From the Hurt Report of the 1970s to recent studies that have drawn hundreds of reader comments here at Common Tread, there have been many attempts to study motorcycle crashes. And yet, there's still a lot we don't know.
While there is a lot of data collected on us all the time, that doesn't mean we have the data we need to understand how and why motorcyclists crash, and what the repercussions are.
For example, hospitals — and trauma centers, in particular — collect lots of data about those who are injured. Verified trauma centers also generally upload precise pieces of data into a national database called the National Trauma Data Bank (NTDB), and other data regarding inpatient care into another database, the Trauma Quality Improvement Project (TQIP). TQIP is related to the same kind of databank that looks at more general surgical outcomes, the National Surgical Quality Improvement Project (NSQIP), which was birthed by the Veterans Affairs Surgical Quality Improvement Project (VASQIP).
With all of those databases, we should know a lot about patients who sustain injury, and especially those who require surgery. Yet, there are a host of things we do not know about those who get injured on a motorcycle.
Most hospital databases ask only a single binary gear question: helmet present versus helmet absent. All helmet types are treated as the same, and there is no data field for whether it was secured, cracked, had a faceshield, or still remained within the five-year time frame for replacement.
No other gear assessment is made at all. Even if it would be relevant. And in my opinion, it is always relevant. Knowing if the rider was wearing gloves and boots (including height and presence of armor) would be helpful. Given the range of body armor options, it would be important to understand if a jacket was worn and whether there was any armor in it. The same thing goes for pants, as well. When one considers the force required to fracture a major bone, it is relevant to understand if some of the force was dissipated by armor. It gives you a clue as to how much force was involved in the impact, since we generally get little to no other data about the crash.
Imagine if we learned that spine injuries were reduced to an important degree by back armor. That might inform jacket makers to at least offer a pocket, if not include such armor. Some riders might replace their basically worthless foam back pad with something useful.

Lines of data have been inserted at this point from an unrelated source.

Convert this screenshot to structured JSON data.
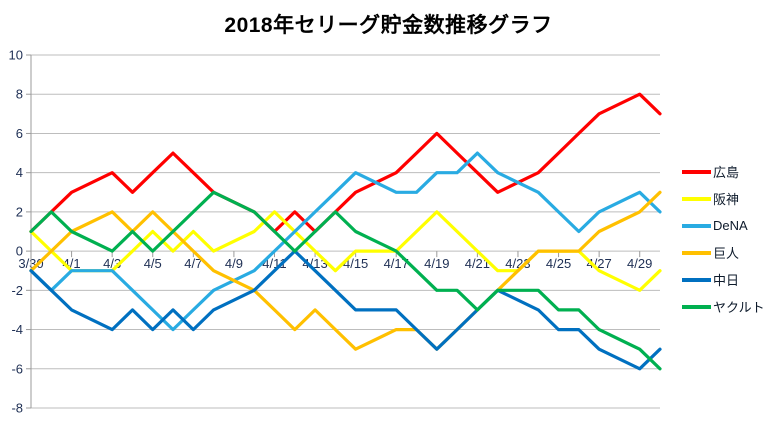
{
  "title": "2018年セリーグ貯金数推移グラフ",
  "colors": {
    "grid": "#bdbdbd",
    "axis": "#9b9b9b",
    "tick_label": "#1e2f54",
    "title_text": "#000000"
  },
  "chart_data": {
    "type": "line",
    "title": "2018年セリーグ貯金数推移グラフ",
    "xlabel": "",
    "ylabel": "",
    "ylim": [
      -8,
      10
    ],
    "ytick_step": 2,
    "y_tick_labels": [
      "10",
      "8",
      "6",
      "4",
      "2",
      "0",
      "-2",
      "-4",
      "-6",
      "-8"
    ],
    "grid": true,
    "legend_position": "right",
    "x_label_every": 2,
    "x_axis_labels": [
      "3/30",
      "4/1",
      "4/3",
      "4/5",
      "4/7",
      "4/9",
      "4/11",
      "4/13",
      "4/15",
      "4/17",
      "4/19",
      "4/21",
      "4/23",
      "4/25",
      "4/27",
      "4/29"
    ],
    "dates": [
      "3/30",
      "3/31",
      "4/1",
      "4/2",
      "4/3",
      "4/4",
      "4/5",
      "4/6",
      "4/7",
      "4/8",
      "4/9",
      "4/10",
      "4/11",
      "4/12",
      "4/13",
      "4/14",
      "4/15",
      "4/16",
      "4/17",
      "4/18",
      "4/19",
      "4/20",
      "4/21",
      "4/22",
      "4/23",
      "4/24",
      "4/25",
      "4/26",
      "4/27",
      "4/28",
      "4/29",
      "4/30"
    ],
    "gap_note": "null = no game that day; line connects straight across gaps",
    "series": [
      {
        "key": "hiroshima",
        "name": "広島",
        "color": "#ff0000",
        "values": [
          1,
          2,
          3,
          null,
          4,
          3,
          4,
          5,
          4,
          3,
          null,
          2,
          1,
          2,
          1,
          2,
          3,
          null,
          4,
          5,
          6,
          5,
          4,
          3,
          null,
          4,
          5,
          6,
          7,
          null,
          8,
          7
        ]
      },
      {
        "key": "hanshin",
        "name": "阪神",
        "color": "#ffff00",
        "values": [
          1,
          0,
          -1,
          null,
          -1,
          0,
          1,
          0,
          1,
          0,
          null,
          1,
          2,
          1,
          0,
          -1,
          0,
          null,
          0,
          1,
          2,
          1,
          0,
          -1,
          -1,
          0,
          0,
          0,
          -1,
          null,
          -2,
          -1
        ]
      },
      {
        "key": "dena",
        "name": "DeNA",
        "color": "#29abe2",
        "values": [
          -1,
          -2,
          -1,
          null,
          -1,
          -2,
          -3,
          -4,
          -3,
          -2,
          null,
          -1,
          0,
          1,
          2,
          3,
          4,
          null,
          3,
          3,
          4,
          4,
          5,
          4,
          null,
          3,
          2,
          1,
          2,
          null,
          3,
          2
        ]
      },
      {
        "key": "kyojin",
        "name": "巨人",
        "color": "#ffc000",
        "values": [
          -1,
          0,
          1,
          null,
          2,
          1,
          2,
          1,
          0,
          -1,
          null,
          -2,
          -3,
          -4,
          -3,
          -4,
          -5,
          null,
          -4,
          -4,
          -5,
          -4,
          -3,
          -2,
          -1,
          0,
          0,
          0,
          1,
          null,
          2,
          3
        ]
      },
      {
        "key": "chunichi",
        "name": "中日",
        "color": "#0070c0",
        "values": [
          -1,
          -2,
          -3,
          null,
          -4,
          -3,
          -4,
          -3,
          -4,
          -3,
          null,
          -2,
          -1,
          0,
          -1,
          -2,
          -3,
          null,
          -3,
          -4,
          -5,
          -4,
          -3,
          -2,
          null,
          -3,
          -4,
          -4,
          -5,
          null,
          -6,
          -5
        ]
      },
      {
        "key": "yakult",
        "name": "ヤクルト",
        "color": "#00b050",
        "values": [
          1,
          2,
          1,
          null,
          0,
          1,
          0,
          1,
          2,
          3,
          null,
          2,
          1,
          0,
          1,
          2,
          1,
          null,
          0,
          -1,
          -2,
          -2,
          -3,
          -2,
          null,
          -2,
          -3,
          -3,
          -4,
          null,
          -5,
          -6
        ]
      }
    ]
  }
}
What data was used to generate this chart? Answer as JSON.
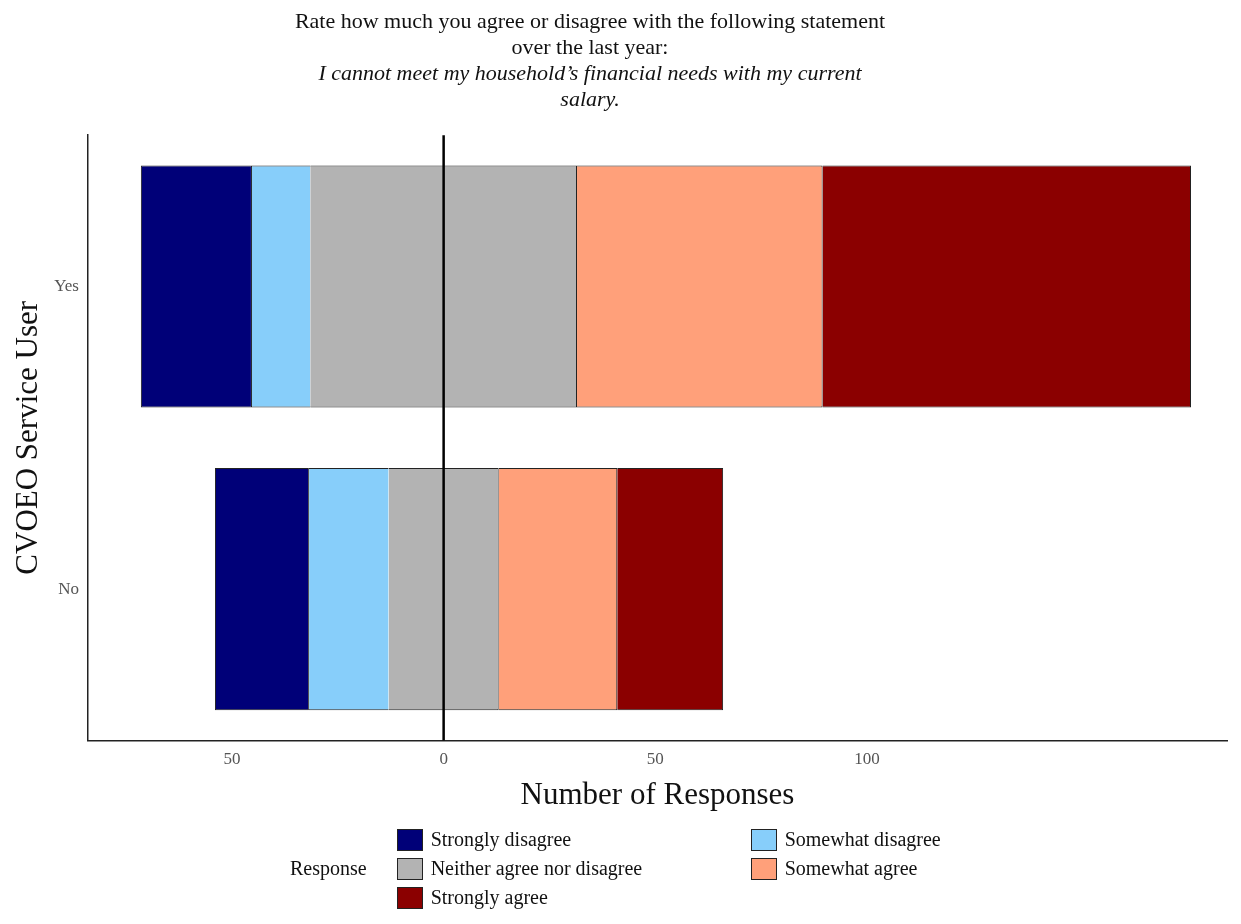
{
  "chart_data": {
    "type": "bar",
    "orientation": "horizontal",
    "title": "Rate how much you agree or disagree with the following statement over the last year:",
    "subtitle": "I cannot meet my household’s financial needs with my current salary.",
    "xlabel": "Number of Responses",
    "ylabel": "CVOEO Service User",
    "legend_title": "Response",
    "categories": [
      "Yes",
      "No"
    ],
    "series": [
      {
        "name": "Strongly disagree",
        "color": "#000078",
        "values": [
          26,
          22
        ],
        "base": [
          -71.5,
          -54
        ]
      },
      {
        "name": "Somewhat disagree",
        "color": "#87cefa",
        "values": [
          14,
          19
        ],
        "base": [
          -45.5,
          -32
        ]
      },
      {
        "name": "Neither agree nor disagree",
        "color": "#b3b3b3",
        "values": [
          63,
          26
        ],
        "base": [
          -31.5,
          -13
        ]
      },
      {
        "name": "Somewhat agree",
        "color": "#ffa07a",
        "values": [
          58,
          28
        ],
        "base": [
          31.5,
          13
        ]
      },
      {
        "name": "Strongly agree",
        "color": "#8b0000",
        "values": [
          87,
          25
        ],
        "base": [
          89.5,
          41
        ]
      }
    ],
    "xlim": [
      -84,
      185
    ],
    "xticks": [
      {
        "value": -50,
        "label": "50"
      },
      0,
      50,
      100
    ],
    "ref_lines": [
      {
        "axis": "x",
        "value": 0,
        "color": "#000000"
      }
    ],
    "grid": false,
    "legend": "bottom"
  }
}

There are things I can guess but don't know. For example, when I recently traveled in southern California, where lane splitting is legal, I was impressed by rider skill, but also by driver accommodation. Drivers routinely made space, perhaps in self-interest to avoid having their mirrors ripped off, but perhaps out of courtesy. I wondered about the ubiquitous anchored reflective markers in the roadway (i.e., Botts’ dots) the motorcyclists needed to avoid to preserve traction and not be jarred out of their seats. They are great at reminding you to stay in your own lane while driving a car, and annoyingly unsettling on a bike.
There are reports that California is not reinstalling them in roads that are getting repaved, perhaps because, most importantly, they have failed to reduce road deaths. Their influence on lane splitters has not been evaluated. I think it's reasonable to believe they could increase the likelihood of crashes. I spoke with a few local motorcyclists, who agreed the dots can be a problem.
There's other information that those of us in the medical profession would like to know to understand the causes and results of motorcycle crashes but it never reaches us. We do not know the speed limit on the road where a crash occurred and we certainly cannot track the speed the motorcyclist was travelling (since the majority are single-vehicle crashes). What about the terrain? Did it occur on a curve or a hill? Were there stop lights or a sign? This information may be in police reports, depending on the procedures of the jurisdiction, but it doesn't reach the medical personnel who see the results of the crash.
The specific location of a crash is not geotagged so that from an epidemiologic standpoint we could assess the influence of weather on crashes in that location; or whether an intervention has had any impact on crash frequency. We often do this for firearm injuries to determine how best to prevent them, and track the results of each intervention. Why not motorcycle crashes?
Perhaps this will become much easier to do when we are required to have our bikes communicate with each other and surrounding vehicles (such as V2V). Or perhaps when eCall is a universal system for calling help it will also log location and directly upload it into one of the databases identified above. I could only hope.
Of course, this will all lead to someone — or several someones — knowing a lot more about you if you crash. One might worry that if we document that hand injuries are substantially reduced by wearing gloves with certain features, and a rider crashes wearing gloves without those features, or no gloves at all, it could have implications for what is covered, or how much is covered, by insurance. Others may worry that the more that an agency knows about you, the more it is an invasion of your privacy.
We seem to have surrendered a lot of that with smartphone use, where your location, apps, and now screen time are well tracked. Or from your home computer, where things that look suspiciously like what you just drooled over on the RevZilla site will mysteriously pop up in ads running across the top of your homepage. Imagine that! Why yes, thank you, I was still thinking about purchasing that item that I did not get for Christmas.
However you feel about that tradeoff, it's one way we could fill in the many gaps of what we don't know about motorcycle crashes.